Project description:OBJECTIVE:Atherogenic dyslipidemia is highly associated with coronary heart disease and is characterized by elevated triglycerides (TG), low high-density lipoprotein cholesterol (HDL-C), and elevated low-density lipoprotein cholesterol (LDL-C). The combination of statins and fibrates is a common modality to treat individuals with atherogenic dyslipidemia. We sought to identify single nucleotide polymorphisms (SNPs) associated with HDL-C, TG, and apolipoprotein A1 (ApoA-I) response to combination therapy with statins and fenofibric acid (FA) in individuals with atherogenic dyslipidemia. METHODS:2228 individuals with mixed dyslipidemia who were participating in a multicenter, randomized, double-blind, active-controlled study comparing FA alone, in combination with a statin, or statin alone for a 12-week period, were genotyped for 304 candidate SNPs. A multivariate linear regression analysis for percent change in HDL-C, ApoA-I and TG levels was performed.
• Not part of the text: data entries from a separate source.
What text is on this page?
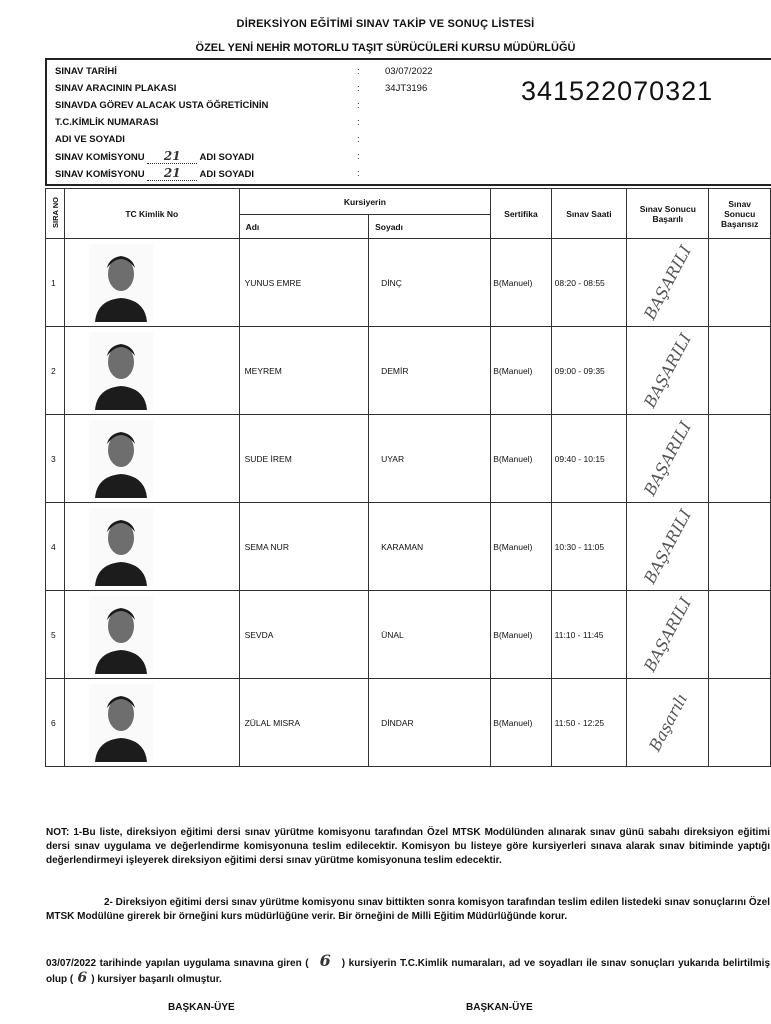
DİREKSİYON EĞİTİMİ SINAV TAKİP VE SONUÇ LİSTESİ
ÖZEL YENİ NEHİR MOTORLU TAŞIT SÜRÜCÜLERİ KURSU MÜDÜRLÜĞÜ
SINAV TARİHİ	:	03/07/2022
SINAV ARACININ PLAKASI	:	34JT3196
SINAVDA GÖREV ALACAK USTA ÖĞRETİCİNİN	:
T.C.KİMLİK NUMARASI	:
ADI VE SOYADI	:
SINAV KOMİSYONU 21 ADI SOYADI	:
SINAV KOMİSYONU 21 ADI SOYADI	:
341522070321
SIRA NO	TC Kimlik No	Kursiyerin		Sertifika	Sınav Saati	Sınav Sonucu Başarılı	Sınav Sonucu Başarısız
		Adı	Soyadı				
1		YUNUS EMRE	DİNÇ	B(Manuel)	08:20 - 08:55	BAŞARILI	
2		MEYREM	DEMİR	B(Manuel)	09:00 - 09:35	BAŞARILI	
3		SUDE İREM	UYAR	B(Manuel)	09:40 - 10:15	BAŞARILI	
4		SEMA NUR	KARAMAN	B(Manuel)	10:30 - 11:05	BAŞARILI	
5		SEVDA	ÜNAL	B(Manuel)	11:10 - 11:45	BAŞARILI	
6		ZÜLAL MISRA	DİNDAR	B(Manuel)	11:50 - 12:25	Başarılı	
NOT: 1-Bu liste, direksiyon eğitimi dersi sınav yürütme komisyonu tarafından Özel MTSK Modülünden alınarak sınav günü sabahı direksiyon eğitimi dersi sınav uygulama ve değerlendirme komisyonuna teslim edilecektir. Komisyon bu listeye göre kursiyerleri sınava alarak sınav bitiminde yaptığı değerlendirmeyi işleyerek direksiyon eğitimi dersi sınav yürütme komisyonuna teslim edecektir.
2- Direksiyon eğitimi dersi sınav yürütme komisyonu sınav bittikten sonra komisyon tarafından teslim edilen listedeki sınav sonuçlarını Özel MTSK Modülüne girerek bir örneğini kurs müdürlüğüne verir. Bir örneğini de Milli Eğitim Müdürlüğünde korur.
03/07/2022 tarihinde yapılan uygulama sınavına giren ( 6 ) kursiyerin T.C.Kimlik numaraları, ad ve soyadları ile sınav sonuçları yukarıda belirtilmiş olup ( 6 ) kursiyer başarılı olmuştur.
BAŞKAN-ÜYE	BAŞKAN-ÜYE
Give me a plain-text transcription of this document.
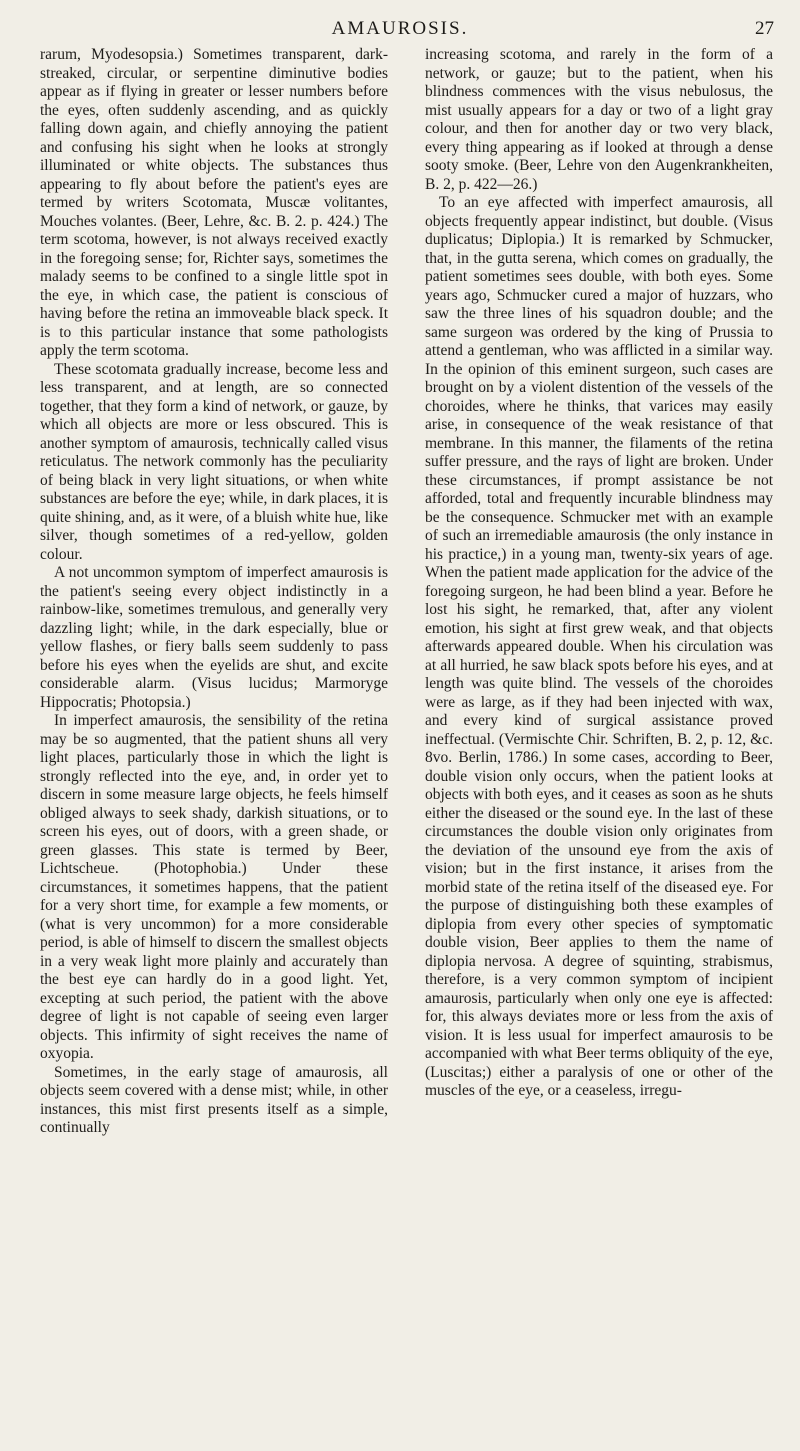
AMAUROSIS.	27

rarum, Myodesopsia.) Sometimes transparent, dark-streaked, circular, or serpentine diminutive bodies appear as if flying in greater or lesser numbers before the eyes, often suddenly ascending, and as quickly falling down again, and chiefly annoying the patient and confusing his sight when he looks at strongly illuminated or white objects. The substances thus appearing to fly about before the patient's eyes are termed by writers Scotomata, Muscæ volitantes, Mouches volantes. (Beer, Lehre, &c. B. 2. p. 424.) The term scotoma, however, is not always received exactly in the foregoing sense; for, Richter says, sometimes the malady seems to be confined to a single little spot in the eye, in which case, the patient is conscious of having before the retina an immoveable black speck. It is to this particular instance that some pathologists apply the term scotoma.

These scotomata gradually increase, become less and less transparent, and at length, are so connected together, that they form a kind of network, or gauze, by which all objects are more or less obscured. This is another symptom of amaurosis, technically called visus reticulatus. The network commonly has the peculiarity of being black in very light situations, or when white substances are before the eye; while, in dark places, it is quite shining, and, as it were, of a bluish white hue, like silver, though sometimes of a red-yellow, golden colour.

A not uncommon symptom of imperfect amaurosis is the patient's seeing every object indistinctly in a rainbow-like, sometimes tremulous, and generally very dazzling light; while, in the dark especially, blue or yellow flashes, or fiery balls seem suddenly to pass before his eyes when the eyelids are shut, and excite considerable alarm. (Visus lucidus; Marmoryge Hippocratis; Photopsia.)

In imperfect amaurosis, the sensibility of the retina may be so augmented, that the patient shuns all very light places, particularly those in which the light is strongly reflected into the eye, and, in order yet to discern in some measure large objects, he feels himself obliged always to seek shady, darkish situations, or to screen his eyes, out of doors, with a green shade, or green glasses. This state is termed by Beer, Lichtscheue. (Photophobia.) Under these circumstances, it sometimes happens, that the patient for a very short time, for example a few moments, or (what is very uncommon) for a more considerable period, is able of himself to discern the smallest objects in a very weak light more plainly and accurately than the best eye can hardly do in a good light. Yet, excepting at such period, the patient with the above degree of light is not capable of seeing even larger objects. This infirmity of sight receives the name of oxyopia.

Sometimes, in the early stage of amaurosis, all objects seem covered with a dense mist; while, in other instances, this mist first presents itself as a simple, continually

increasing scotoma, and rarely in the form of a network, or gauze; but to the patient, when his blindness commences with the visus nebulosus, the mist usually appears for a day or two of a light gray colour, and then for another day or two very black, every thing appearing as if looked at through a dense sooty smoke. (Beer, Lehre von den Augenkrankheiten, B. 2, p. 422—26.)

To an eye affected with imperfect amaurosis, all objects frequently appear indistinct, but double. (Visus duplicatus; Diplopia.) It is remarked by Schmucker, that, in the gutta serena, which comes on gradually, the patient sometimes sees double, with both eyes. Some years ago, Schmucker cured a major of huzzars, who saw the three lines of his squadron double; and the same surgeon was ordered by the king of Prussia to attend a gentleman, who was afflicted in a similar way. In the opinion of this eminent surgeon, such cases are brought on by a violent distention of the vessels of the choroides, where he thinks, that varices may easily arise, in consequence of the weak resistance of that membrane. In this manner, the filaments of the retina suffer pressure, and the rays of light are broken. Under these circumstances, if prompt assistance be not afforded, total and frequently incurable blindness may be the consequence. Schmucker met with an example of such an irremediable amaurosis (the only instance in his practice,) in a young man, twenty-six years of age. When the patient made application for the advice of the foregoing surgeon, he had been blind a year. Before he lost his sight, he remarked, that, after any violent emotion, his sight at first grew weak, and that objects afterwards appeared double. When his circulation was at all hurried, he saw black spots before his eyes, and at length was quite blind. The vessels of the choroides were as large, as if they had been injected with wax, and every kind of surgical assistance proved ineffectual. (Vermischte Chir. Schriften, B. 2, p. 12, &c. 8vo. Berlin, 1786.) In some cases, according to Beer, double vision only occurs, when the patient looks at objects with both eyes, and it ceases as soon as he shuts either the diseased or the sound eye. In the last of these circumstances the double vision only originates from the deviation of the unsound eye from the axis of vision; but in the first instance, it arises from the morbid state of the retina itself of the diseased eye. For the purpose of distinguishing both these examples of diplopia from every other species of symptomatic double vision, Beer applies to them the name of diplopia nervosa. A degree of squinting, strabismus, therefore, is a very common symptom of incipient amaurosis, particularly when only one eye is affected: for, this always deviates more or less from the axis of vision. It is less usual for imperfect amaurosis to be accompanied with what Beer terms obliquity of the eye, (Luscitas;) either a paralysis of one or other of the muscles of the eye, or a ceaseless, irregu-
RESULTS:SNPs in the apolipoprotein (APO) A5-ZNF259 region rs3741298 (P = 1.8 × 10(-7)), rs964184 (P = 3.6 × 10(-6)), rs651821 (P = 4.5 × 10(-5)), and rs10750097 (P = 1 × 10(-4)), were significantly associated with HDL-C response to combination therapy with statins and FA, with a similar association identified for ApoA-I. A haplotype composed of the minor alleles of SNPs rs3741298, rs964184, and rs10750097, was associated with a positive response to statins and FA (P = 8.7 × 10(-7)) and had a frequency of 18% in the study population. CONCLUSION:In a population with atherogenic dyslipidemia, common SNPs and haplotypes within the APOA5-ZNF259 region are highly associated with HDL-C and ApoA-I response to combination therapy with statins and FA.